What to do when things go wrong?
By mForce Chief Executive Officer Nick Beaugeard, As featured in CRN
As a partner, it's a huge responsibility to take on a new ISV product to sell to your customers. It would be best if you were sure that it meets your customers' needs and doesn't impact your customers' satisfaction when things go wrong.
ISVs are sometimes not quite aware of what goes on in partner-land when software goes wrong. Partners can get some interesting calls from the customer. They are technical, act for many customers and commonly demand (and deserve) priority support.
Having worked as an ISV and a partner (and for a time, both), I'm keenly aware of the pain when things go wrong. Here are the top 5 items from experience; as an ISV, you should do to make sure your partners have the best experience in the worst of times.
Be honest, quickly
I'm going to assume you know before your customers when something has gone wrong, but I also understand that this is not always the case. If something goes wrong, even if it's someone else's fault, including your cloud platform, for the customer and partner, the buck stops with the ISV.
It would be best if you were super honest, super-fast and communicate widely about your outage, what you know, what you are doing and when you believe you will fix it. There is nothing worse than an ISV who doesn't communicate when things go wrong, except one who obfuscates or tries to put a spin on the message.
The best and most appreciated response is fast, broad and honest. A good example is OVHcloud, when their data centre burned down and their backup data centre was smoke damaged. Their communication was rapid, detailed and very complete. Whilst that example was extreme, I have found that partners and customers, in the main, appreciate honest communication.
There are competing pressures in the world of an ISV, from getting features in the market to answering customer needs, generating revenue, and software quality. The most significant software companies in the world have learned that the most considerable risk is when you compromise software quality.
Here in Australia, I'm constantly surprised by the back seat that testing seems to take to most development projects. Being used to a 30 percent marketing, 30 percent development and 30 percent test split from product teams in the US, it is even challenging to recruit test resource in this country.
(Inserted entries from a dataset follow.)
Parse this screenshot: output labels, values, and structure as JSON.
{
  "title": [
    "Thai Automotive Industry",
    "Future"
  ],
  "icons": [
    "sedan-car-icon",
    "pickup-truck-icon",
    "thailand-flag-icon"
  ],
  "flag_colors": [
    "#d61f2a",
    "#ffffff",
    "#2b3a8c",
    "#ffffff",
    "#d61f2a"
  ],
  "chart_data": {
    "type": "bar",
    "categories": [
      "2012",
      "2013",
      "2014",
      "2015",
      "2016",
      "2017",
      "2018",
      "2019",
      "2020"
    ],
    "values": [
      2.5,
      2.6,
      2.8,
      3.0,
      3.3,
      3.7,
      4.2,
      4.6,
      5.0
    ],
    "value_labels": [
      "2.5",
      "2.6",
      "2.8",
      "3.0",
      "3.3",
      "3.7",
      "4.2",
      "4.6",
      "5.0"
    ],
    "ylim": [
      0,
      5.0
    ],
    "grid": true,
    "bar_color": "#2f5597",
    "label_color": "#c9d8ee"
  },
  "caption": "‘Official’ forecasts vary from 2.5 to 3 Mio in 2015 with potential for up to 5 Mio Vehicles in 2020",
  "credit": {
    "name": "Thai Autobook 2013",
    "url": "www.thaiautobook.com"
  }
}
Software quality is critical, however. In business to consumer software, customers run away and never come back from buggy software. Similarly, in business-to-business software sold through a partner, you can cause no end of pain with a poor-quality release, causing an increase in cost to the partner, decreased customer satisfaction and even lawsuits.
Never test production
Whilst test is essential, the right type of test is critical. In the world of heavily integrated SaaS platforms, development staff mustn't test against real connections. I have heard of a test case deleting many records in another system. This occurred because a developer had modified a test case to perform an administration task and had never put it back.
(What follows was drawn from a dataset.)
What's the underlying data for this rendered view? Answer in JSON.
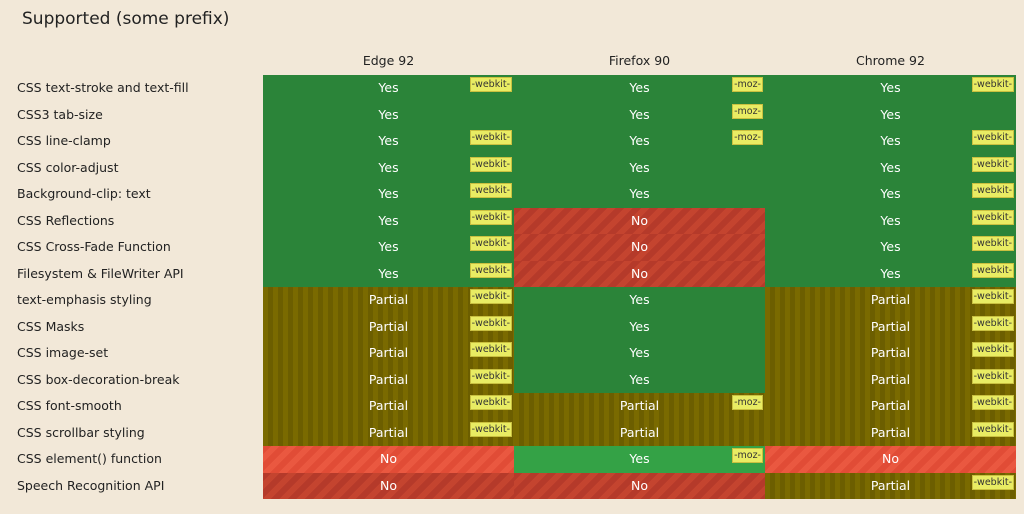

Use a methodology for quality and discipline
Software development is complex and has a bunch of competing pressures. To reduce the number of people errors, using a documented method helps. If you're interested, I have an open-source one at https://nickbeau.github.io/ReleasedMethod/, a culmination of what I have learned running teams and writing software. Feel free to amend and contribute!
Keep the partner at the centre
Partners help you scale to many customers, so they are a vast support cost-saving if done correctly. That's why partners often get priority support. In addition, partners are keen for your software to work with the customer and commonly share revenue or margin, so you are all on the same team.
Giving partners more communication than less.
Warning them of upcoming changes and releases.
Giving them priority support.
Opening that communication channel as wide as possible.
As well as a great route to market, they are commonly the source of the best product ideas.
As you can see, quality and discipline are key. Still, it needs to be performed in addition to excellent and honest communication. That way, the partner relationship can grow, and it benefits both parties.